Following is the sample code that loads the pytorch code “pytorch_inference.py” and calls inference function inference_code(data_from_c++) from c++:
#include <Python>
//============Pytorch File loading=============================
Py_Initialize();
PyRun_SimpleString("import sys\nsys.path.append('./pytorch_dir')"); //path to dir where my pytorch code pytorch_inference.py resides
PyObject * pName_pytorch_file = PyUnicode_FromString("pytorch_inference"); //load pytorch_inference.py
PyObject * pModule_pytorch_module = PyImport_Import(pName_pytorch_file);
if (pModule_pytorch_module != NULL) {
PyObject * pFunc_pytorch_inference_pointer = PyObject_GetAttrString(pModule_pytorch_module, "inference_code"); //load the offset address of python function to be called from c++
std::cout << "[Python Func]: offset set" << std::endl;
}
else
{
std::cout << "Module failed to load " << std::endl;
assert(0);
}
//================call to specific function of python from c++====
if (pFunc_pytorch_inference_pointer && PyCallable_Check(pFunc_pytorch_inference_pointer)) {
pArgs_to_pytorch_func = PyTuple_New(1);
PyObject* data= PyArray_SimpleNewFromData(1,dims, PyArray_USHORT, bufferOfData);
PyTuple_SetItem (pArgs_to_pytorch_func, 0, data);
PyObject *Dict = PyObject_CallObject(pFunc_pytorch_inference_pointer, data); //this calls the pytorrch function "inference_code" with some data
}
//====================================================================
And the pytorch code pytorch_inference.py:
//====================Python side pytorch_inference.py ==========
print("import --endered")
import os
import pickle as pkl
import sys
import warnings
import shutil
import cv2
from PIL import Image
import numpy as np
import torch
import torch.nn as nn
import torch.nn.functional as F
import torch.nn.init
import torch.optim as optim
import torch.optim.lr_scheduler
import torch.utils.data as data
from torchvision.utils import save_image
import torchvision
print("import succedded-")
model_path = "./model_gpu.pth"
def inference_code(data_from_c++):
dict_to_cpp = {}
torch.cuda.init() #To test
print("torch.cuda.is_available(): ",torch.cuda.is_available()) #To test: returned true
print("torch.cuda.is_initialized(): ", torch.cuda.is_initialized())#To test: returned true
torch.load(model_path,map_location="cuda:0")#----Hangs right here , but works for cpu models(for cpu I do not pass map_location="cuda:0")
return dict
//===================================================================
How you’ve exported the model in Python?
I give the path to the model in the pytorch code itself:
model_path = "./model_gpu.pth" #tried giving absolute path but still it hangs in torch.load
torch.load(model_path,map_location="cuda:0")

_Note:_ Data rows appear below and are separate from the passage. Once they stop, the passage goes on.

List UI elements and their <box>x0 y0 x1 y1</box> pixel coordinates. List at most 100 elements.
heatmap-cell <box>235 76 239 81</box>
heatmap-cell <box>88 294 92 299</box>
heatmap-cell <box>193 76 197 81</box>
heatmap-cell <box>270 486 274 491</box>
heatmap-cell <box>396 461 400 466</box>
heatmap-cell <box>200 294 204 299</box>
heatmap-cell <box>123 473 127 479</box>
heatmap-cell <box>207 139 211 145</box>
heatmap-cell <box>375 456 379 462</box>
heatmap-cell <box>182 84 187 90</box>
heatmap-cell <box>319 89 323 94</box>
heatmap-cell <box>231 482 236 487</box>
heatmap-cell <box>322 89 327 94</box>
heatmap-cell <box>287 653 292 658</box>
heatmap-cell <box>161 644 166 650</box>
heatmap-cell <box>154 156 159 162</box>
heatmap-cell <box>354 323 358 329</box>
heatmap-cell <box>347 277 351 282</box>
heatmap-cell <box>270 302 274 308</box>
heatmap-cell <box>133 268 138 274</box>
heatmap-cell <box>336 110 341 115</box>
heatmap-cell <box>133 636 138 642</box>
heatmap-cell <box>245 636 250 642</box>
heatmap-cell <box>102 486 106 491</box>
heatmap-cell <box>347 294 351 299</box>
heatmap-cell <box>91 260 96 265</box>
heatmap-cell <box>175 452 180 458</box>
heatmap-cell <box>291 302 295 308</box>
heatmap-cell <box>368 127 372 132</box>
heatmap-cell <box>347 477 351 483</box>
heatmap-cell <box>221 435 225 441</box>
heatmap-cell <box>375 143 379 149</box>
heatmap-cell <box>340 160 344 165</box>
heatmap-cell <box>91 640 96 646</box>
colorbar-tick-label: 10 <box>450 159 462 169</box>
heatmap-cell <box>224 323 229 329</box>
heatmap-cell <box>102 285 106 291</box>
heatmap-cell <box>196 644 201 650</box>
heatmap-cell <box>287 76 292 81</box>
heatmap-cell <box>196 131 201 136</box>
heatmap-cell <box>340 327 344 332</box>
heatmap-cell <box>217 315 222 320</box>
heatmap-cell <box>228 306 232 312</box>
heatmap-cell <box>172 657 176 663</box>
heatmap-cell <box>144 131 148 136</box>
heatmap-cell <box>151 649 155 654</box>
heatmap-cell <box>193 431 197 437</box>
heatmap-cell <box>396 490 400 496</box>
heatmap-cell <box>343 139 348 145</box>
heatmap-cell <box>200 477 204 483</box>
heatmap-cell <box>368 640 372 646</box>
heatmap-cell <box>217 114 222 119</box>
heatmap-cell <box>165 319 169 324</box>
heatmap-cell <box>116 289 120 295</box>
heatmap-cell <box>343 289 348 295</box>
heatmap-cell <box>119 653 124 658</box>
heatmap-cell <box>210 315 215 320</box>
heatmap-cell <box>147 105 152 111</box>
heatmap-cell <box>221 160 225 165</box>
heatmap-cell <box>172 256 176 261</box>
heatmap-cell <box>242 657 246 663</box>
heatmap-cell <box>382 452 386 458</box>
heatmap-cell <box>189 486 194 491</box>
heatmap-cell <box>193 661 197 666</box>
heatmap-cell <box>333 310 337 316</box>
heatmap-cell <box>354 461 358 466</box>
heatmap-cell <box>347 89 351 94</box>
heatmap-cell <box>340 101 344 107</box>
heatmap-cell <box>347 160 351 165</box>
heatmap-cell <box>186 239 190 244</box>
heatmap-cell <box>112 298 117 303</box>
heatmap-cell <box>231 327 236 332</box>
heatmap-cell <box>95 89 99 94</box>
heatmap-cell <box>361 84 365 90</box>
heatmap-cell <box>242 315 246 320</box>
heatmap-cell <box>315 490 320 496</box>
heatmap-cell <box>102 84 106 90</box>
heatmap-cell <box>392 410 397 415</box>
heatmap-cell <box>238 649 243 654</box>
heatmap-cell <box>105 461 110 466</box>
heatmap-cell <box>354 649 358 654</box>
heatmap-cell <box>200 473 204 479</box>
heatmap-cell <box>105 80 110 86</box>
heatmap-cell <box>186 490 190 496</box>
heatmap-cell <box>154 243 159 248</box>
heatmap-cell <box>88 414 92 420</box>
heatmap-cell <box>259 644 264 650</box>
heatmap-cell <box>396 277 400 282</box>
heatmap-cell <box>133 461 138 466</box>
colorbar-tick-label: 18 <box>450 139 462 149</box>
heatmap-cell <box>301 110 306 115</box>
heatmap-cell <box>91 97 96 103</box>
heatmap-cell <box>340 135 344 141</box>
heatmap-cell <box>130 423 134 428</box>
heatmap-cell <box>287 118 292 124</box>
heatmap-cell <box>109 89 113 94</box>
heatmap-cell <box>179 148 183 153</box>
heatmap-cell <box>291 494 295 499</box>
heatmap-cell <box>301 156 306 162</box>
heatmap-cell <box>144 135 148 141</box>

@ptrblck, It hangs only when I call it from c++ and only for GPU models, CPU models runs fine even with the python bindings. If I call it from python it runs fine for both CPU and GPU models .
we have few post processing stuffs that are still evolving and needs to be done in python side itself for precipitation of design, and there are few other stuffs in c++ side that need not be implemented in python as they ought to be in c++. So, I just need the predictions from the python file in the form of dictionary, where I can use it in c++ to give the input to other module
Any clue on this? Lua based torch didn’t had any problem with gpu models when invoked from lua bindings, but the pytorch gets stuck in torch.load for GPU models when invoked via python bindings.
Unfortunately, I never called a Python script from C++, so I cannot be really helpful here.
A hang often comes from some multiprocessing issues / mismatches, so if possible, I would try to scale down the problem and use as few threads/processes as possible.
I kinda figured out the problem. The thing is, whenever I load the pytorch inference code from cpu-main thread it works, but if I call the same from the cpu-worker thread it hangs in torch.load for all GPU models.